Mittwoch, 19. Oktober 2016

Wühlmausabwehr



Wühlmäuse durchpflügen unseren Garten. Wenn ich auch grundsätzlich nichts gegen "Schädlinge" einzuwenden habe, das wird manchmal schon zu viel. Daher haben wir uns zum Erwerb eines solarbetriebenen Wühlmausschrecks entschlossen (siehe rechte Bildkante).

Wühlmäuse im Höherbeet
Grund für den Kauf waren die Roten Rüben, die du oben links im Bild siehst. Der Zierkohl überlebt auch wildere Attacken und sonst steht in dem Beet noch Lauch. Den mögen die Mäuschen offenbar gar nicht. Aber die Roten Rüben fressen sie mit Burz und Stingel, wenn man sie nicht daran hindern kann.

Das Ergebnis
Diese Solargerät piepst alle halben Minuten. Das mögen die Wühlmäuse nicht (übrigens sind auch Maulwürfe nicht begeistert davon). Angeblich mögen sie es so wenig, dass ein solcher Stecker 300 Quadratmeter vollkommen Wühlmausfrei halten kann. Naja. Die eine oder andere Rote Rübe wurde definitiv trotz des Steckers angeknabbert. Maulwürfe graben rundherum munter die Wiese um, was mich aber nicht stört. Im Frühling brauch ich eh die Anzuchterde. Allerdings glaube ich, dass die lieben Mäuschen schon längst alle Roten Rüben aufgefuttert hätten, gäbe es den Stecker nicht. Also sage ich einmal - wahrscheinlich hat er schon seine Berechtigung ;)

Warum Wühlmäuse nicht nur schlecht sind
Wühlmäuse und Maulwürfe durchwühlen die Erde. Sie sind organische Minipflüge. Durch den Sauerstoff laufen Prozesse im Boden schneller ab, die Erde wird lockerer und Wurzeln bekommen Luft. Es kommt also drauf an, wie viele Wühlmäuse im Garten hausen. Ist es nur die eine oder andere, dann kompensiert sie durch ihre Bodenarbeit das, was sie frisst selbst. Sind es so viele, dass der Schaden wirklich schmerzhaft wird, kann ein solcher Stecker eventuell helfen.

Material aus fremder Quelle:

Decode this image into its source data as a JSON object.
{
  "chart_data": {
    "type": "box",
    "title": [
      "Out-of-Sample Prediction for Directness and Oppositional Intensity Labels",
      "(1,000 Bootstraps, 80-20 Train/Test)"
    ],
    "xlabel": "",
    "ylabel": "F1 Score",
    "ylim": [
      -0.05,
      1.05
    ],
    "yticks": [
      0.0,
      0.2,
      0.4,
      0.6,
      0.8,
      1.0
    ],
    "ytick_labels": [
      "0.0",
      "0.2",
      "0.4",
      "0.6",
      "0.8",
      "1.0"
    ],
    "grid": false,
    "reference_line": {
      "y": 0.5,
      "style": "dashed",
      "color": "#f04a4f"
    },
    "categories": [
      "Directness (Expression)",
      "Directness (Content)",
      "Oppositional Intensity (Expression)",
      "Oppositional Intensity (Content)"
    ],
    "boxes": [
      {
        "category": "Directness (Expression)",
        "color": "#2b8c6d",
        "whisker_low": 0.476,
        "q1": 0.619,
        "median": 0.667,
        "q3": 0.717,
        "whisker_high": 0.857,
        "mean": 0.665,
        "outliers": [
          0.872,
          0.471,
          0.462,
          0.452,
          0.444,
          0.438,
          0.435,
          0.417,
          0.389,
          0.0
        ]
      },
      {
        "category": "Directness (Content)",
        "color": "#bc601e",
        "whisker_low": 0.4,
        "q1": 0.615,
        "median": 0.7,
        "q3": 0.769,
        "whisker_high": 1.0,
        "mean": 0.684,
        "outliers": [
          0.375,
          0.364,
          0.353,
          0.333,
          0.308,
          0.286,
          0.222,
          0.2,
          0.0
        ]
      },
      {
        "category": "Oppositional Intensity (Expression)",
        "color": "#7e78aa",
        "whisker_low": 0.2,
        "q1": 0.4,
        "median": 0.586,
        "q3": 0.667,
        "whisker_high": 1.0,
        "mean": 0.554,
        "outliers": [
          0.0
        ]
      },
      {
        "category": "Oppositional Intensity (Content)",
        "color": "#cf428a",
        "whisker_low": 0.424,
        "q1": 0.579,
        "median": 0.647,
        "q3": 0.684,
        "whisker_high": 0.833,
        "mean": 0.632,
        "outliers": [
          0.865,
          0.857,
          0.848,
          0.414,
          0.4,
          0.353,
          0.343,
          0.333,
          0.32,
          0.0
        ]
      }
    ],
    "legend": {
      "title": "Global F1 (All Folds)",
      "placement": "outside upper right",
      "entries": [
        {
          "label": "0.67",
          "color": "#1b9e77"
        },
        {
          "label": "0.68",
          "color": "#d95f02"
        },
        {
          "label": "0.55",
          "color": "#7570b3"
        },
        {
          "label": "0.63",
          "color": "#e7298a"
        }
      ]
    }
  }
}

Maulwürfe sind GartenhelferMaulwürfe fressen hauptsäuchlich Insekten und Würmer. Wurzeln beißen sie selten an, eventuell einmal, wenn sie bei ihren Grabungsarbeiten im Weg sind. Unserem Gemüse tun sie also so gut wie gar nicht weh. Sie durchlüften den Boden, fressen Schädlinge und werfen wertvolle Erde hoch. Die kannst du zur Anzucht oder für Blumenkisten und -töpfe verwenden (eventuell mit Zusätzen, je nachdem, wie deine Gartenerde beschaffen ist).

Andere Hilfen
Wühlmäuse kann man angeblich auch mit einer Bierflasche in Zaum halten. Eine Bierflasche so tief eingraben, dass der Hals noch etwa 5 - 7 Zentimeter raussteht (jedenfalls aber die Luft frei über ihn streifen kann). Kennst du das Pfeifen, das entsteht, wenn du im richtigen Winkel in eine leere Bierflasche bläst? Genau das passiert auch, wenn der Wind über die Flasche streift. Wühlmäuse mögen auch diese Geräusche nicht. Angeblich - ich muss es einmal ausprobieren.

Haare, stinkende Socken
Menschen- und Hundehaare riechen für Wühlmäuse gefährlich. Sie erkennen im Geruch Fressfeinde (sie glauben also, dass wir sie fressen - Hunde würden das jederzeit wirklich tun). Dasselbe gilt für unseren Schweiß. Nimm also ein paar Haare von dir oder deinem Wuff oder zerschneide einen Socken, der nach einem Tag schwerer Gartenarbeit - dringend in die Waschmaschine müsst. Und steck Haare oder Socken in einen Gang der Wühlmaus. Beides wird den Gang richtig weiträumig verstinken. Es klappt auch, wenn du wertvolle Pflanzen rundherum verstinkst. Also etwa einen halben Quadratmeter rundherum mit Haaren oder Sockenstücken präparierst. Das klappt wirklich - wenn man auch innerhalb einer Saison immer wieder "nachlegen" sollte.